Les bonobos mâles pourraient être plus agressifs que les chimpanzés
Des chercheurs étudiant les bonobos (Pan paniscus) et les chimpanzés (Pan troglodytes), les plus proches parents vivants des humains, ont démenti un vieux mythe selon lequel les bonobos seraient les moins agressifs de nos cousins primates.
Image d’entête : une mère bonobo et son petit dans la réserve de bonobos de Kokolopori. (Maud Mouginot)
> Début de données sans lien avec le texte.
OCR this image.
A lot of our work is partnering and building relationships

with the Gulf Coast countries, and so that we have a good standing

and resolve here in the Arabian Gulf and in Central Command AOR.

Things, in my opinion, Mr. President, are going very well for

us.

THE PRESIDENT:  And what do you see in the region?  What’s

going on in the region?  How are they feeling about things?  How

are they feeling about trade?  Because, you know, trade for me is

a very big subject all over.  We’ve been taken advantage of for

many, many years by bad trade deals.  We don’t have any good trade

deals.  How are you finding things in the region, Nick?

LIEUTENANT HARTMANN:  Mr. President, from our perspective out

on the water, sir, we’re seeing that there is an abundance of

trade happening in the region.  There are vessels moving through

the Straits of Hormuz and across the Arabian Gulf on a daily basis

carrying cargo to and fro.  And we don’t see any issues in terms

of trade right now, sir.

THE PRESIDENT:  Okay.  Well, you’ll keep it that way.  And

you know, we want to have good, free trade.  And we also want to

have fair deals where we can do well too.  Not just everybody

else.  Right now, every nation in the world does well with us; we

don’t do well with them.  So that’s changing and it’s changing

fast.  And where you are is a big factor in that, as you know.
La nouvelle étude (lien plus bas), dirigée par Maud Mouginot (Université Toulouse Capitole/ France), montre que les mâles bonobos, plutôt que les chimpanzés, sont plus souvent agressifs envers les autres mâles. De plus, les mâles les plus agressifs ont un certain succès pour s’accoupler chez les deux espèces, bien qu’ils aient des stratégies d’accouplement différentes.
Selon l’anthropologue Maud Mouginot, de l’université de Boston (États-Unis), auteur principal de l’étude :
Les chimpanzés et les bonobos utilisent l’agression de manière différente pour des raisons spécifiques. L’idée n’est pas d’invalider l’image des bonobos comme des êtres pacifiques, mais plutôt de montrer que les deux espèces sont beaucoup plus complexes.
L’équipe de recherche a comparé les taux d’agression masculine dans trois communautés de bonobos de la réserve de bonobos de Kokolopori, en République démocratique du Congo, et dans deux communautés de chimpanzés du parc national de Gombe, en Tanzanie. Ils ont examiné le comportement de 12 bonobos mâles et de 14 chimpanzés mâles en effectuant des « suivis focaux », c’est-à-dire en suivant le comportement d’un individu pendant toute une journée et en notant la fréquence des interactions agressives, avec qui et si elles étaient physiques ou non.
Selon Mouginot :
On se rend dans leur nid, on attend qu’ils se réveillent et on les suit toute la journée, du moment où ils se réveillent jusqu’au moment où ils s’endorment le soir, et on enregistre tout ce qu’ils font.
Les chercheurs ont constaté que les bonobos mâles avaient 2,8 fois plus d’interactions agressives et 3 fois plus d’agressions physiques que les chimpanzés mâles. Mais alors que les bonobos mâles étaient presque exclusivement agressifs envers d’autres mâles, les chimpanzés étaient plus susceptibles d’agir de manière agressive envers les femelles. Les agressions des chimpanzés étaient également plus susceptibles d’impliquer des « coalitions » de mâles (13,2 %) travaillant ensemble que les agressions des bonobos (1 %). Les chercheurs pensent que ces coalitions pourraient être l’une des raisons pour lesquelles l’agression est moins fréquente chez les chimpanzés, car leurs altercations risquent d’entraîner des blessures plus importantes et d’affaiblir la capacité du groupe à lutter contre d’autres groupes de chimpanzés.
Les mâles les plus agressifs connaissaient également une plus grande réussite en matière d’accouplement. Cette constatation n’est pas surprenante dans les hiérarchies dominées par les mâles chez les chimpanzés, où les coalitions de mâles contraignent les femelles à s’accoupler.
Selon Mouginot
Les mâles bonobos les plus agressifs obtiennent plus de copulations avec les femelles, ce à quoi nous ne nous attendions pas.
Les bonobos ont une dynamique sociale “co-dominante” dans laquelle les femelles sont souvent supérieures aux mâles et les mâles utilisent rarement des stratégies d’accouplement coercitives et pour Mouginot :
Cela signifie que les femelles ne se tournent pas nécessairement vers les mâles les plus gentils.
Les chercheurs soulignent qu’ils se sont concentrés sur l’agression masculine, qui est souvent liée à la reproduction, mais les femelles bonobos et chimpanzés ne sont pas passives, et leur agression justifie des recherches ultérieures.
L’étude publiée dans Current Biology : Differences in expression of male aggression between wild bonobos and chimpanzees.